According to the Tinterwebs, to ‘recommend’ means to; put forward (someone or something) with approval as being suitable for a particular purpose or role.
So you might argue that this is exactly why you hire a consultant in the first place. In some professions I would absolutely agree. A doctor [for example] would not just recommend that you quit smoking, they would – and should – bloody-well insist. However, everyone on the planet already knows that smoking is stupid, so they are doing so with full knowledge of the possible consequences.
In other words, smokers are fully informed of the health risks (lung cancer, heart disease etc.), and they know exactly what to do about them (don’t smoke), and have therefore made an ‘educated’ – for want of a better phrase – decision to smoke regardless.
However, this type of ‘educated awareness’ is depressingly rare in the cybersecurity arena, where the recipients of the consulting have little to no idea of either the relevant risks, or the appropriate mitigation. That’s why they have hired the consultant in the first place.
The problem is that consultants come in 4 distinct flavours:
- The ‘Auditors’: Auditors are extremely detail oriented, and can (and do) write massively detailed reports on exactly what you’re doing wrong;
- The ‘Assessors’: are still very tied to the written instructions, but are better able to read the intent of the situation. They are subsequently better able to tell you why a thing is not right, as well provide some limited guidance on how to fix it;
- The ‘Consultants’: are able to not only explain simply what you are doing wrong, but 1) why it’s wrong, 2) what you should be doing, and 3) provide several options on how to fix it;
- The ‘Teachers’: approach every gig with a single goal in mind; to never have to repeat anything they do. These rare folks are able to enormously simplify the challenge at hand, and TEACH the client to fix it themselves.
…so you’re going to get radically different output from each (accumulative up the ‘ranks’):
- From the Auditor you’ll get nothing except a report with a pass/fail notification;
- From the Assessor you may get an indication of things they have seen work for other clients, but assessors tend to be too junior to really help;
- From the Consultant you’ll get ‘recommendations’ based upon their experience and possibly their individual biases. They can be well placed to help you fix what’s broken, but not always;
- From the Teacher you’ll receive everything you need to not only determine what you need to fix your own problem, but how to keep it fixed.

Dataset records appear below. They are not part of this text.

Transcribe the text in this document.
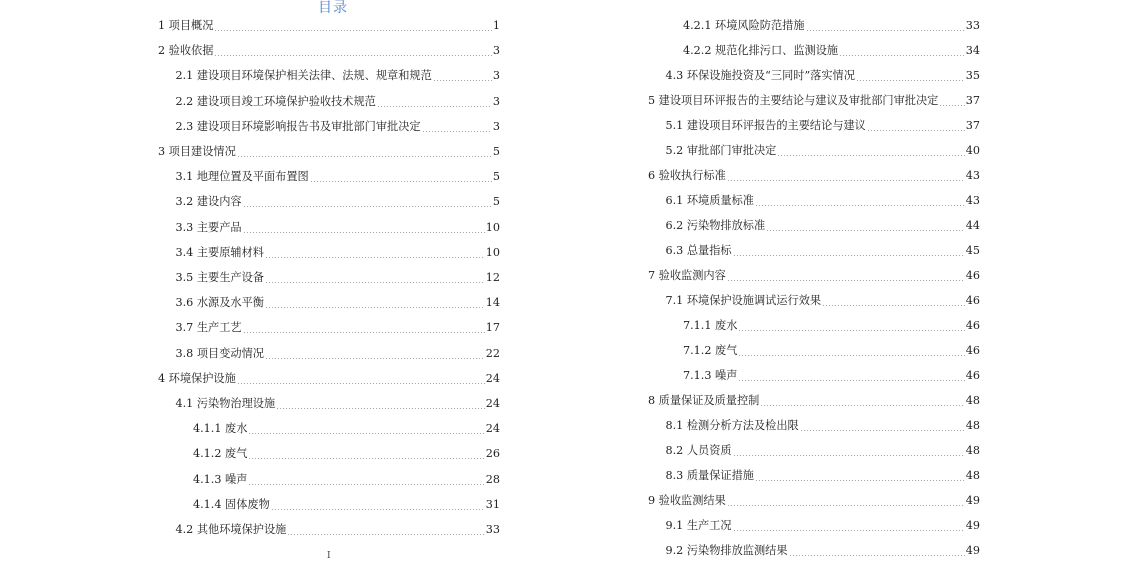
目录
1 项目概况	1
2 验收依据	3
2.1 建设项目环境保护相关法律、法规、规章和规范	3
2.2 建设项目竣工环境保护验收技术规范	3
2.3 建设项目环境影响报告书及审批部门审批决定	3
3 项目建设情况	5
3.1 地理位置及平面布置图	5
3.2 建设内容	5
3.3 主要产品	10
3.4 主要原辅材料	10
3.5 主要生产设备	12
3.6 水源及水平衡	14
3.7 生产工艺	17
3.8 项目变动情况	22
4 环境保护设施	24
4.1 污染物治理设施	24
4.1.1 废水	24
4.1.2 废气	26
4.1.3 噪声	28
4.1.4 固体废物	31
4.2 其他环境保护设施	33
4.2.1 环境风险防范措施	33
4.2.2 规范化排污口、监测设施	34
4.3 环保设施投资及“三同时”落实情况	35
5 建设项目环评报告的主要结论与建议及审批部门审批决定 37
5.1 建设项目环评报告的主要结论与建议	37
5.2 审批部门审批决定	40
6 验收执行标准	43
6.1 环境质量标准	43
6.2 污染物排放标准	44
6.3 总量指标	45
7 验收监测内容	46
7.1 环境保护设施调试运行效果	46
7.1.1 废水	46
7.1.2 废气	46
7.1.3 噪声	46
8 质量保证及质量控制	48
8.1 检测分析方法及检出限	48
8.2 人员资质	48
8.3 质量保证措施	48
9 验收监测结果	49
9.1 生产工况	49
9.2 污染物排放监测结果	49
I
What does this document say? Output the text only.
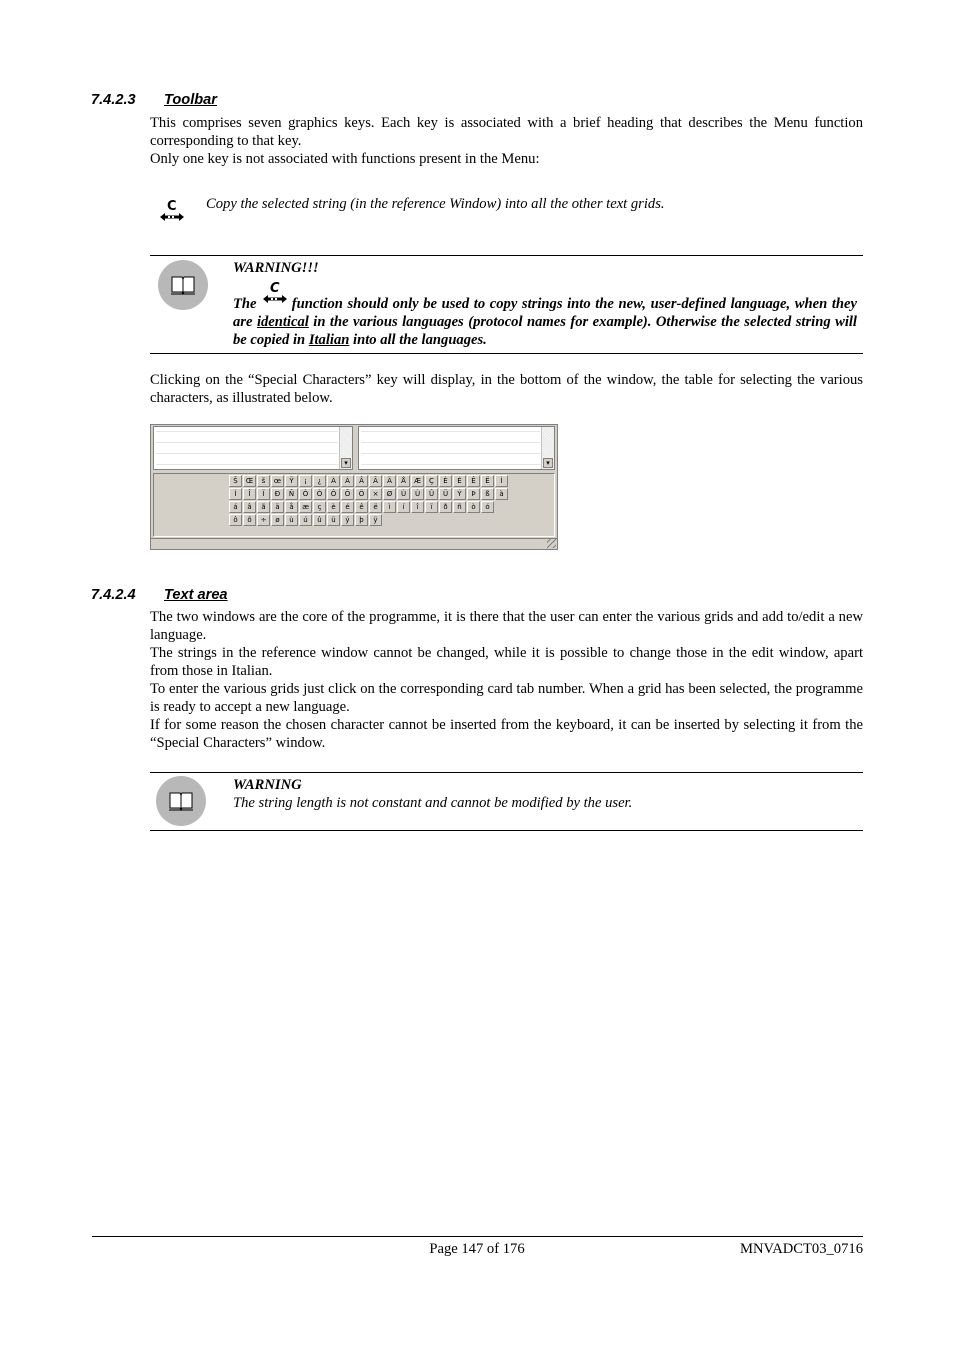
7.4.2.3 Toolbar

This comprises seven graphics keys. Each key is associated with a brief heading that describes the Menu function corresponding to that key.

Only one key is not associated with functions present in the Menu:

C Copy the selected string (in the reference Window) into all the other text grids.

WARNING!!!

The
C
function should only be used to copy strings into the new, user-defined language, when they are identical in the various languages (protocol names for example). Otherwise the selected string will be copied in Italian into all the languages.

Clicking on the “Special Characters” key will display, in the bottom of the window, the table for selecting the various characters, as illustrated below.
▾	▾
Š	Œ	š	œ	Ÿ	¡	¿	À	Á	Â	Ã	Ä	Å	Æ	Ç	È	É	Ê	Ë	Ì
Í	Î	Ï	Ð	Ñ	Ò	Ó	Ô	Õ	Ö	×	Ø	Ù	Ú	Û	Ü	Ý	Þ	ß	à
á	â	ã	ä	å	æ	ç	è	é	ê	ë	ì	í	î	ï	ð	ñ	ò	ó
ô	õ	÷	ø	ù	ú	û	ü	ý	þ	ÿ
7.4.2.4 Text area

The two windows are the core of the programme, it is there that the user can enter the various grids and add to/edit a new language.

The strings in the reference window cannot be changed, while it is possible to change those in the edit window, apart from those in Italian.

To enter the various grids just click on the corresponding card tab number. When a grid has been selected, the programme is ready to accept a new language.

If for some reason the chosen character cannot be inserted from the keyboard, it can be inserted by selecting it from the “Special Characters” window.

WARNING

The string length is not constant and cannot be modified by the user.

Page 147 of 176	MNVADCT03_0716
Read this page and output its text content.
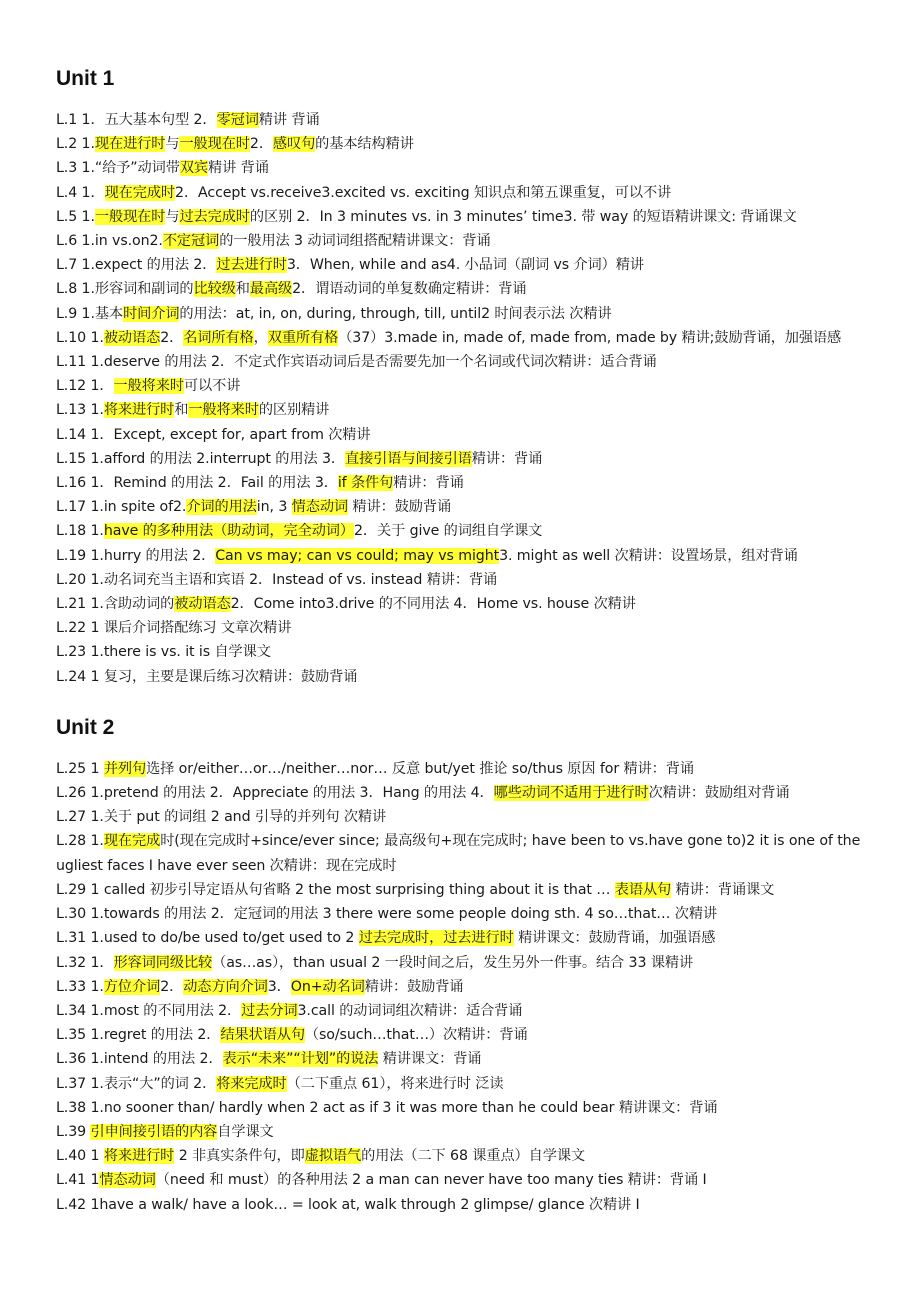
Unit 1
L.1 1．五大基本句型 2．零冠词精讲 背诵
L.2 1.现在进行时与一般现在时2．感叹句的基本结构精讲
L.3 1.“给予”动词带双宾精讲 背诵
L.4 1．现在完成时2．Accept vs.receive3.excited vs. exciting 知识点和第五课重复，可以不讲
L.5 1.一般现在时与过去完成时的区别 2．In 3 minutes vs. in 3 minutes’ time3. 带 way 的短语精讲课文: 背诵课文
L.6 1.in vs.on2.不定冠词的一般用法 3 动词词组搭配精讲课文：背诵
L.7 1.expect 的用法 2．过去进行时3．When, while and as4. 小品词（副词 vs 介词）精讲
L.8 1.形容词和副词的比较级和最高级2．谓语动词的单复数确定精讲：背诵
L.9 1.基本时间介词的用法：at, in, on, during, through, till, until2 时间表示法 次精讲
L.10 1.被动语态2．名词所有格，双重所有格（37）3.made in, made of, made from, made by 精讲;鼓励背诵，加强语感
L.11 1.deserve 的用法 2．不定式作宾语动词后是否需要先加一个名词或代词次精讲：适合背诵
L.12 1．一般将来时可以不讲
L.13 1.将来进行时和一般将来时的区别精讲
L.14 1．Except, except for, apart from 次精讲
L.15 1.afford 的用法 2.interrupt 的用法 3．直接引语与间接引语精讲：背诵
L.16 1．Remind 的用法 2．Fail 的用法 3．if 条件句精讲：背诵
L.17 1.in spite of2.介词的用法in, 3 情态动词 精讲：鼓励背诵
L.18 1.have 的多种用法（助动词，完全动词）2．关于 give 的词组自学课文
L.19 1.hurry 的用法 2．Can vs may; can vs could; may vs might3. might as well 次精讲：设置场景，组对背诵
L.20 1.动名词充当主语和宾语 2．Instead of vs. instead 精讲：背诵
L.21 1.含助动词的被动语态2．Come into3.drive 的不同用法 4．Home vs. house 次精讲
L.22 1 课后介词搭配练习 文章次精讲
L.23 1.there is vs. it is 自学课文
L.24 1 复习，主要是课后练习次精讲：鼓励背诵
Unit 2
L.25 1 并列句选择 or/either…or…/neither…nor… 反意 but/yet 推论 so/thus 原因 for 精讲：背诵
L.26 1.pretend 的用法 2．Appreciate 的用法 3．Hang 的用法 4．哪些动词不适用于进行时次精讲：鼓励组对背诵
L.27 1.关于 put 的词组 2 and 引导的并列句 次精讲
L.28 1.现在完成时(现在完成时+since/ever since; 最高级句+现在完成时; have been to vs.have gone to)2 it is one of the ugliest faces I have ever seen 次精讲：现在完成时
L.29 1 called 初步引导定语从句省略 2 the most surprising thing about it is that … 表语从句 精讲：背诵课文
L.30 1.towards 的用法 2．定冠词的用法 3 there were some people doing sth. 4 so…that… 次精讲
L.31 1.used to do/be used to/get used to 2 过去完成时，过去进行时 精讲课文：鼓励背诵，加强语感
L.32 1．形容词同级比较（as…as），than usual 2 一段时间之后，发生另外一件事。结合 33 课精讲
L.33 1.方位介词2．动态方向介词3．On+动名词精讲：鼓励背诵
L.34 1.most 的不同用法 2．过去分词3.call 的动词词组次精讲：适合背诵
L.35 1.regret 的用法 2．结果状语从句（so/such…that…）次精讲：背诵
L.36 1.intend 的用法 2．表示“未来”“计划”的说法 精讲课文：背诵
L.37 1.表示“大”的词 2．将来完成时（二下重点 61），将来进行时 泛读
L.38 1.no sooner than/ hardly when 2 act as if 3 it was more than he could bear 精讲课文：背诵
L.39 引申间接引语的内容自学课文
L.40 1 将来进行时 2 非真实条件句，即虚拟语气的用法（二下 68 课重点）自学课文
L.41 1情态动词（need 和 must）的各种用法 2 a man can never have too many ties 精讲：背诵 I
L.42 1have a walk/ have a look… = look at, walk through 2 glimpse/ glance 次精讲 I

…which leads to VERY different guidance. For example; A client asks which firewall is recommended:
- Auditor – “It’s not my place to say.”;
- Assessor – “I’ve seen the [manufacturer] [model number] work here.”;
- Consultant – “The [manufacturer] [model number] is the best fit here and here’s guidance on how to implement it appropriately.“;
- Teacher – “Do you have a current risk assessment and control function gap analysis that has determined a firewall is really what you need? No? Let’s start there.“
Until you ask the right questions, you’ll never get the answers you need. Doing the work for our clients is doing them no favours, as we are the only real beneficiaries. While we are maintaining a nice income, we are doing so at our client’s expense. We need to be better than that.
Therefore I propose that it’s our job not to fix our clients’ problems [per se], it’s to educate. It’s to provide ‘options’ to fix the actual problem faced by our clients in the only context that makes sense; to the benefit of their business. I have never been asked for this, but it’s what I try to provide.
I’m not so naive as to think that a blog with fewer than 1,000 followers is going to make a difference in the multi-billion £/$/€ land-grab that is the cybersecurity industry, but if I can help just a few organisations do this properly I’ll consider it a success.